Gilbert Peyre, French (1947 - )
Gilbert Peyre’s artistic universe lies on the borderline between fine arts and theater. His outrageous animated sculptures deliver outstanding performances in which ordinary objects reveal an improbable life of their own. In the bizarre world that Peyre’s imagination conjures up, chairs wrestle, mechanical rats rap-dance and clothing suspended from hangers sways in time to music.
Who is Gilbert Peyre? A self-taught artist difficult to fit into any category. Born in a small village in the hills above Nice, Peyre was fascinated by the troupes of traveling acrobats who still toured the French countryside during the 1950s, performing in fairgrounds... Inspired from these old-time saltimbanques, his first mobile sculptures were created with bits of wire and painted metal.

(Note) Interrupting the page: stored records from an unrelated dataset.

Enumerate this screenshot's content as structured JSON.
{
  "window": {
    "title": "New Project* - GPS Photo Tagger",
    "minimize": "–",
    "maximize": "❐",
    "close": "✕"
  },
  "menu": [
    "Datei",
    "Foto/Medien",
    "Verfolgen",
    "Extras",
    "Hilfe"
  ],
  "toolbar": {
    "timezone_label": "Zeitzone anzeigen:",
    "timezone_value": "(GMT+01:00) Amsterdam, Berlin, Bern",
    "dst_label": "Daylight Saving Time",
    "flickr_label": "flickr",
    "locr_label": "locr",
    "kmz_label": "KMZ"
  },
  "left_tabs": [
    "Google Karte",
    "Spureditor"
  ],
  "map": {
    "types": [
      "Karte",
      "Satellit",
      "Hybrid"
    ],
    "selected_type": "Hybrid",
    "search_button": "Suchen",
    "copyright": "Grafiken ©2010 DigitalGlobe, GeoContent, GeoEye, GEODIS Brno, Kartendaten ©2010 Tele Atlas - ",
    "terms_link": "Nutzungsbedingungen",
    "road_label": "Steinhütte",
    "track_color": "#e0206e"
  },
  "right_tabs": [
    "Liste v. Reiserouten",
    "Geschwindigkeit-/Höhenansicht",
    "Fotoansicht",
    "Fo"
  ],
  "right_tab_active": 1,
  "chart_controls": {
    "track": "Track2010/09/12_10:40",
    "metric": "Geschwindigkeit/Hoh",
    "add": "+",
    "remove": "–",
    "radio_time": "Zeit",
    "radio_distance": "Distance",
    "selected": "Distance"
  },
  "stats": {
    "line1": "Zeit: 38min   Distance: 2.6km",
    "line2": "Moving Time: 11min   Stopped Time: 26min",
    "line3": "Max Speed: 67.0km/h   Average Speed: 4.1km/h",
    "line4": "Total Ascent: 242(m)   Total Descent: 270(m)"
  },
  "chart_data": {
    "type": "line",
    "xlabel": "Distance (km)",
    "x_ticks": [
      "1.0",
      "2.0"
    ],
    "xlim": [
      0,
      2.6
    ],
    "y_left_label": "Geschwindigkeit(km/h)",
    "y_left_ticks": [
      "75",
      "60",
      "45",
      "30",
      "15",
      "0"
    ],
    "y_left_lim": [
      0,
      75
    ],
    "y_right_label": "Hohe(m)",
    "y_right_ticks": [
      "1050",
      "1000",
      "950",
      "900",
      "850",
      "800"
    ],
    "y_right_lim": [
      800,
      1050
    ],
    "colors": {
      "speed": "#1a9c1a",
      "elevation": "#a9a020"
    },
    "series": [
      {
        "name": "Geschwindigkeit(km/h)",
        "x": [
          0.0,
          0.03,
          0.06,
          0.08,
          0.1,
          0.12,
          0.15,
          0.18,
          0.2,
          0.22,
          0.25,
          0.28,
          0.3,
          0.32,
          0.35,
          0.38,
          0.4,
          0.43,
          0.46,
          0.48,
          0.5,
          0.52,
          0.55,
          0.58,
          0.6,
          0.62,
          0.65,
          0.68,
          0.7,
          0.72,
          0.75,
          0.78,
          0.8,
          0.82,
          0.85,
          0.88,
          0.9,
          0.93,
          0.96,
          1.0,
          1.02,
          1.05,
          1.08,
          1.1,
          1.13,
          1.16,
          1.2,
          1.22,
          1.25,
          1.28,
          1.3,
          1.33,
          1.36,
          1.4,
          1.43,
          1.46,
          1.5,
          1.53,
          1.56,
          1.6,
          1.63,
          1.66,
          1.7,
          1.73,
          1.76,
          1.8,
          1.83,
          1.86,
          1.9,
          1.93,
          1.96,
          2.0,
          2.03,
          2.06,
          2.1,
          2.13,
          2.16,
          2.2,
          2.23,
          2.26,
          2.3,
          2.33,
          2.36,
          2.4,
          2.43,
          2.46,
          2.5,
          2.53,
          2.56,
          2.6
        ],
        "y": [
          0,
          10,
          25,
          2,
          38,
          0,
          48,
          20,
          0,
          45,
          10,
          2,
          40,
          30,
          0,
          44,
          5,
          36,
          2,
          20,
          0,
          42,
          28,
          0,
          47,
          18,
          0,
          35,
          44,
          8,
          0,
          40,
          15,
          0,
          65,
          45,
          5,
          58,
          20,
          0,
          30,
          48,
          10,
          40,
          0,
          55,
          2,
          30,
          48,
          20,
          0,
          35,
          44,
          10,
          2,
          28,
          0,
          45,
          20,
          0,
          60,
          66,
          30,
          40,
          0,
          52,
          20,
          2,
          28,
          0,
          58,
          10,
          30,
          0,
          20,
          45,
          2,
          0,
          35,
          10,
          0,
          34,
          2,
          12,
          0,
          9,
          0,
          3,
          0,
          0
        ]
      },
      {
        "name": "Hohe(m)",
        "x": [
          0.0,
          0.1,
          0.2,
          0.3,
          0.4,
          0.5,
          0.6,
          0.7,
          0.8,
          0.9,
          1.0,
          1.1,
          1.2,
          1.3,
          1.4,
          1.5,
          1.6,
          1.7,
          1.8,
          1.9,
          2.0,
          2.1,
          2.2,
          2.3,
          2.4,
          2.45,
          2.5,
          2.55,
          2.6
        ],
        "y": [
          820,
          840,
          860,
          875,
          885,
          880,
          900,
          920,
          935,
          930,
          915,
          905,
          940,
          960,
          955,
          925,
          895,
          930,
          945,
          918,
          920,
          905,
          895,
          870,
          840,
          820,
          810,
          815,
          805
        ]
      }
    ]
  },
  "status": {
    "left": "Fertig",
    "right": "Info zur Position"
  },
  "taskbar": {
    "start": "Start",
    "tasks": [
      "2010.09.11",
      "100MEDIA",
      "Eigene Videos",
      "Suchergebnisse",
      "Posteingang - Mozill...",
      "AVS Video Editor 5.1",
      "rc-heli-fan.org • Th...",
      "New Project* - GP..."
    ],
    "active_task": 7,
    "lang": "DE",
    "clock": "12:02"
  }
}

Originally intended as a tribute to Alexander Calder’s Circus sculpture these ingeniously simple pieces could be set in motion by pulling on a cord or wire. Assembled in his crowded Montmartre studio, a former boucherie on the rue Durantin, these works were on permanent view in its large storefront window, and crowds often gathered before thevitrine to enjoy impromptu spectacles.
When he first came to Paris, Peyre worked in a café for a short time, but his artistic creations rapidly became a full-time activity. The artist’s first show took place in an 18th arrondisement Renault garage. This quickly triggered more art-oriented offers, and just 2 years later in 1980, Peyre was included in a much-publicized exhibition organized by Paris’ prestigious Musée des Arts Décoratifs.
In recent years, his electrical devices and mechanisms have become increasingly complex. Although he’s occasionally compared to Tinguely or Marcel Duchamp, Gilbert Peyre has had the good sense to remain outside of any formal group.
In his circus-ring installation now on display, the visitor is invited to attend individual performances. A new show begins every 20 minutes. In one eloquent piece the main character is a garbage can labeled “GENIUS.” When it is activated, an agitated rocking movement threatens to topple it over, then from within the tightly-closed pail one hears terrible pounding and a tiny muffled voice calls “Let me out!, let me out!”
Tongue-in-cheek, many of Peyre’s works make us laugh at the world — and, at ourselves.